Excellent article from Alternet.org:
What Santorum and his allies realize is that democracy cannot function without an informed citizenry and that, in the absence of such a citizenry, we have a public disinvested from either thinking reflectively or acting responsibly. There is nothing more feared by this group of fundamentalists than individuals who can actually think critically and reflectively and are willing to invest in reason and freedom rather than a crude moralism and a reductionistic appeal to faith as the ultimate basis of agency and politics. What Santorum and his appeal to theocracy longs for is a crowd of followers willing to lose themselves in causes and movements that trade in clichés and common sense. This is the Tea Party crowd with their overt racism, dislike for critical thought and longing for outlets through which they can vent their anger, moral panics and hatred for those who reject their rigid Manichean view of the world. This is a crowd that embraces the likes of Santorum and other fundamentalists because they provide the outlets in which such groups can fulfill their desire to be amused by what might be called the spectacle of anti-politics.
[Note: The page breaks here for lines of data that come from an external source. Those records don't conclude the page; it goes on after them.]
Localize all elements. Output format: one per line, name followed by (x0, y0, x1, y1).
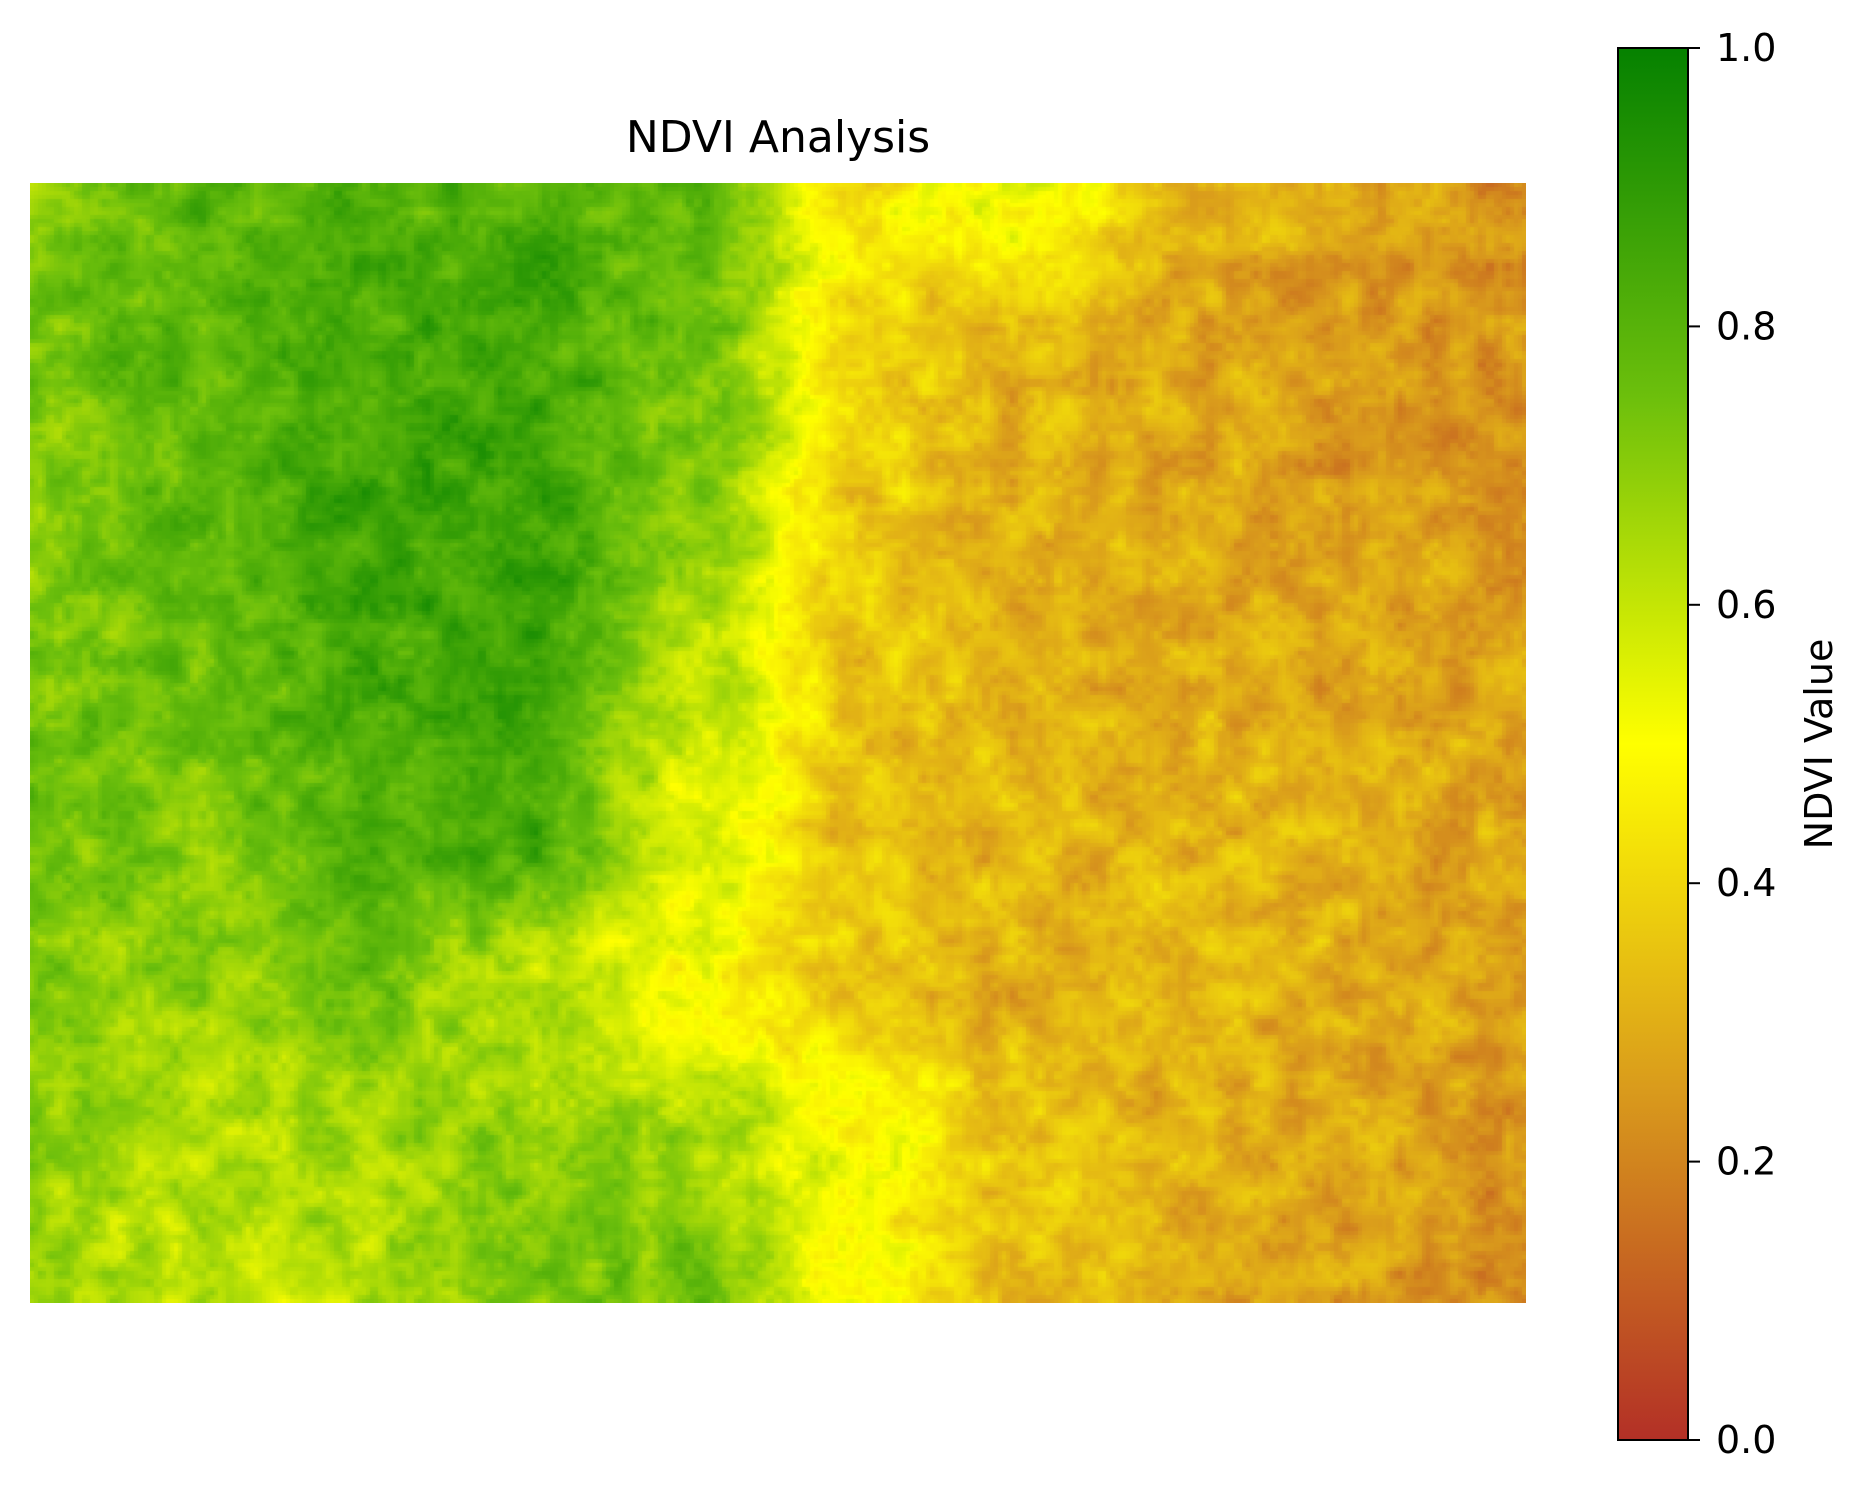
colorbar-label: NDVI Value (1797, 639, 1841, 850)
colorbar-gradient (1617, 47, 1689, 1441)
colorbar-tick-label: 0.0 (1716, 1418, 1776, 1462)
colorbar-tick-label: 0.2 (1716, 1140, 1776, 1184)
colorbar-tick-label: 0.4 (1716, 861, 1776, 905)
colorbar-tick-label: 0.6 (1716, 583, 1776, 627)
colorbar-tick-label: 1.0 (1716, 26, 1776, 70)
ndvi-heatmap (30, 183, 1526, 1303)
colorbar-tick-label: 0.8 (1716, 304, 1776, 348)
colorbar-ticks: 0.0 0.2 0.4 0.6 0.8 1.0 (1688, 26, 1776, 1462)
chart-title: NDVI Analysis (625, 112, 931, 163)
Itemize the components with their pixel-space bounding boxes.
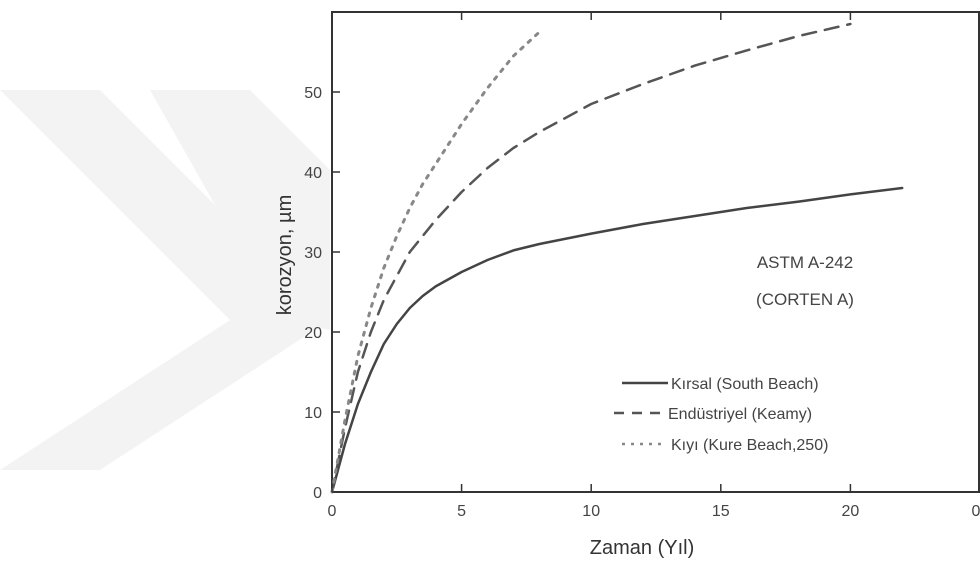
series-line-2 bbox=[330, 30, 541, 494]
series-line-1 bbox=[330, 22, 852, 494]
x-tick-label: 10 bbox=[582, 503, 600, 520]
plot-frame bbox=[331, 11, 980, 493]
annotation-corten: (CORTEN A) bbox=[756, 290, 854, 309]
x-tick-label: 5 bbox=[457, 503, 466, 520]
x-tick-label: 20 bbox=[842, 503, 860, 520]
plot-area bbox=[331, 11, 980, 493]
y-tick-label: 40 bbox=[304, 165, 322, 182]
y-tick-label: 30 bbox=[304, 245, 322, 262]
y-axis-title: korozyon, µm bbox=[274, 195, 296, 315]
series-line-0 bbox=[330, 186, 904, 494]
x-tick-label: 0 bbox=[328, 503, 337, 520]
y-tick-label: 0 bbox=[313, 485, 322, 502]
watermark-chevron-inner bbox=[150, 90, 330, 330]
x-axis-title: Zaman (Yıl) bbox=[590, 537, 694, 559]
y-tick-label: 10 bbox=[304, 405, 322, 422]
legend-label-kirsal: Kırsal (South Beach) bbox=[671, 376, 819, 393]
annotation-astm: ASTM A-242 bbox=[757, 253, 853, 272]
legend-label-kiyi: Kıyı (Kure Beach,250) bbox=[671, 437, 828, 454]
watermark-chevron bbox=[0, 90, 330, 470]
series-group bbox=[330, 22, 904, 494]
y-tick-label: 50 bbox=[304, 85, 322, 102]
x-tick-label: 0 bbox=[972, 503, 980, 520]
y-tick-label: 20 bbox=[304, 325, 322, 342]
legend: Kırsal (South Beach) Endüstriyel (Keamy)… bbox=[614, 376, 828, 454]
x-tick-label: 15 bbox=[712, 503, 730, 520]
legend-label-endustriyel: Endüstriyel (Keamy) bbox=[668, 406, 812, 423]
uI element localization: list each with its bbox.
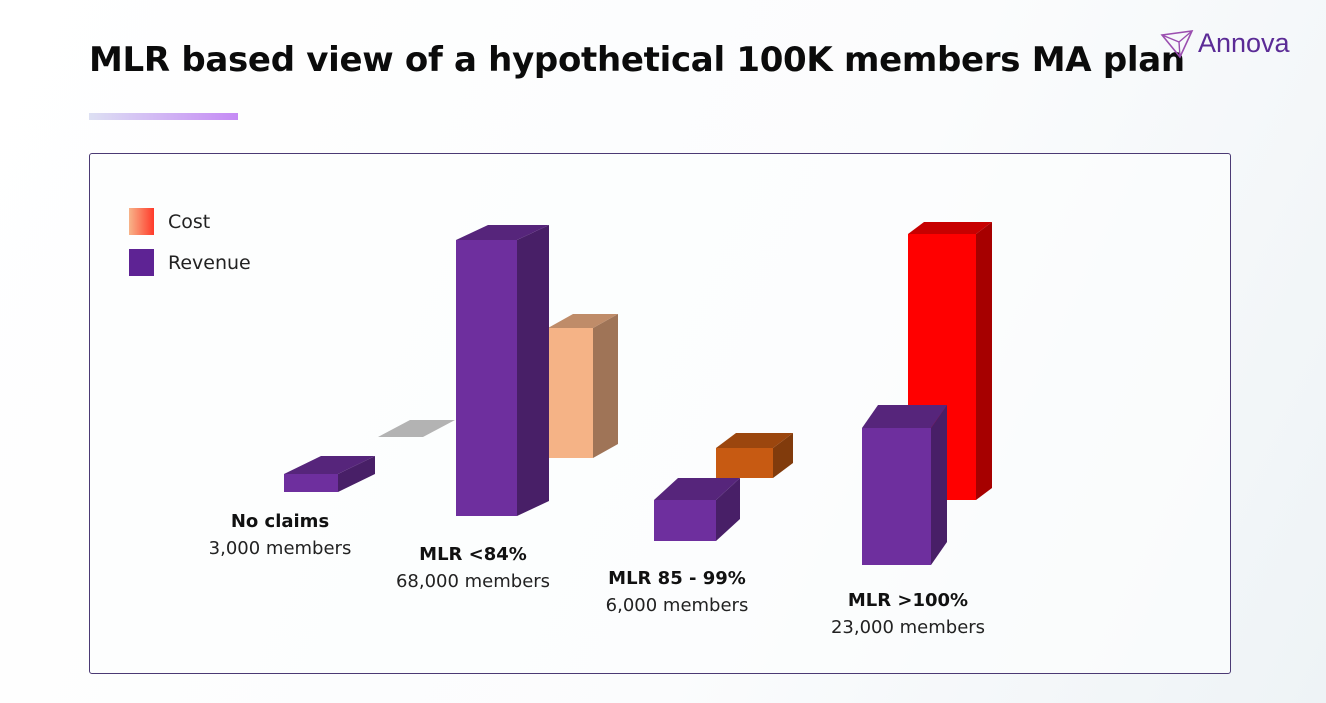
bar-revenue-3 <box>862 405 947 565</box>
bar-front <box>548 328 593 458</box>
bar-side <box>716 478 740 541</box>
bar-front <box>862 428 931 565</box>
bar-side <box>338 456 375 492</box>
bar-side <box>517 225 549 516</box>
legend-swatch-revenue <box>129 249 154 276</box>
bar-side <box>931 405 947 565</box>
category-name: MLR 85 - 99% <box>608 568 746 589</box>
category-label: No claims 3,000 members <box>180 508 380 562</box>
bar-front <box>284 474 338 492</box>
bar-revenue-2 <box>654 478 740 541</box>
bar-cost-0 <box>378 420 455 437</box>
bar-top <box>548 314 618 328</box>
page-title: MLR based view of a hypothetical 100K me… <box>89 40 1185 80</box>
category-label: MLR 85 - 99% 6,000 members <box>577 565 777 619</box>
logo-text: Annova <box>1198 28 1290 58</box>
bar-front <box>716 448 773 478</box>
legend-label: Revenue <box>168 251 251 274</box>
legend-item-cost: Cost <box>129 208 251 235</box>
chart-panel <box>89 153 1231 674</box>
bar-top <box>654 478 740 500</box>
bar-revenue-0 <box>284 456 375 492</box>
bar-top <box>456 225 549 240</box>
category-name: MLR >100% <box>847 590 969 611</box>
bar-side <box>976 222 992 500</box>
legend-item-revenue: Revenue <box>129 249 251 276</box>
bar-cost-2 <box>716 433 793 478</box>
bar-top <box>716 433 793 448</box>
category-members: 23,000 members <box>830 617 986 638</box>
logo-triangle-icon <box>1160 29 1194 58</box>
category-label: MLR <84% 68,000 members <box>373 541 573 595</box>
legend-label: Cost <box>168 210 211 233</box>
bar-top <box>908 222 992 234</box>
annova-logo: Annova <box>1160 28 1290 59</box>
bar-front <box>456 240 517 516</box>
legend-swatch-cost <box>129 208 154 235</box>
title-underline <box>89 113 238 120</box>
category-name: No claims <box>230 511 330 532</box>
category-members: 68,000 members <box>395 571 551 592</box>
bar-cost-1 <box>548 314 618 458</box>
category-name: MLR <84% <box>419 544 527 565</box>
category-members: 6,000 members <box>605 595 749 616</box>
bar-revenue-1 <box>456 225 549 516</box>
chart-legend: Cost Revenue <box>129 208 251 290</box>
bar-top <box>862 405 947 428</box>
bar-flat <box>378 420 455 437</box>
bar-side <box>593 314 618 458</box>
category-label: MLR >100% 23,000 members <box>808 587 1008 641</box>
category-members: 3,000 members <box>208 538 352 559</box>
bar-front <box>654 500 716 541</box>
bar-top <box>284 456 375 474</box>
As the anti-public politicians and administrative incompetents in Arizona made clear in their banning ethnic studies and censoring books critical of a conflict-free version of American history, critical pedagogy is especially dangerous. Not only does it offer students a way of connecting education to social change, it also invokes those subordinated histories, narratives and modes of knowledge in an attempt to give students often rendered voiceless the capacities to both read the word and the world critically. But the religious fanatics and privatizing fundamentalists do more than censor critical thought; they also substitute a pedagogy of punishment for a pedagogy of critical learning. Too many children in America now attend schools modeled after prisons. Schools have become places where the challenge of teaching and learning has been replaced by an obsession with crime, punishment and humiliation. Too many young people are being charged with criminal misdemeanors for behaviors that are too trivial to criminalize.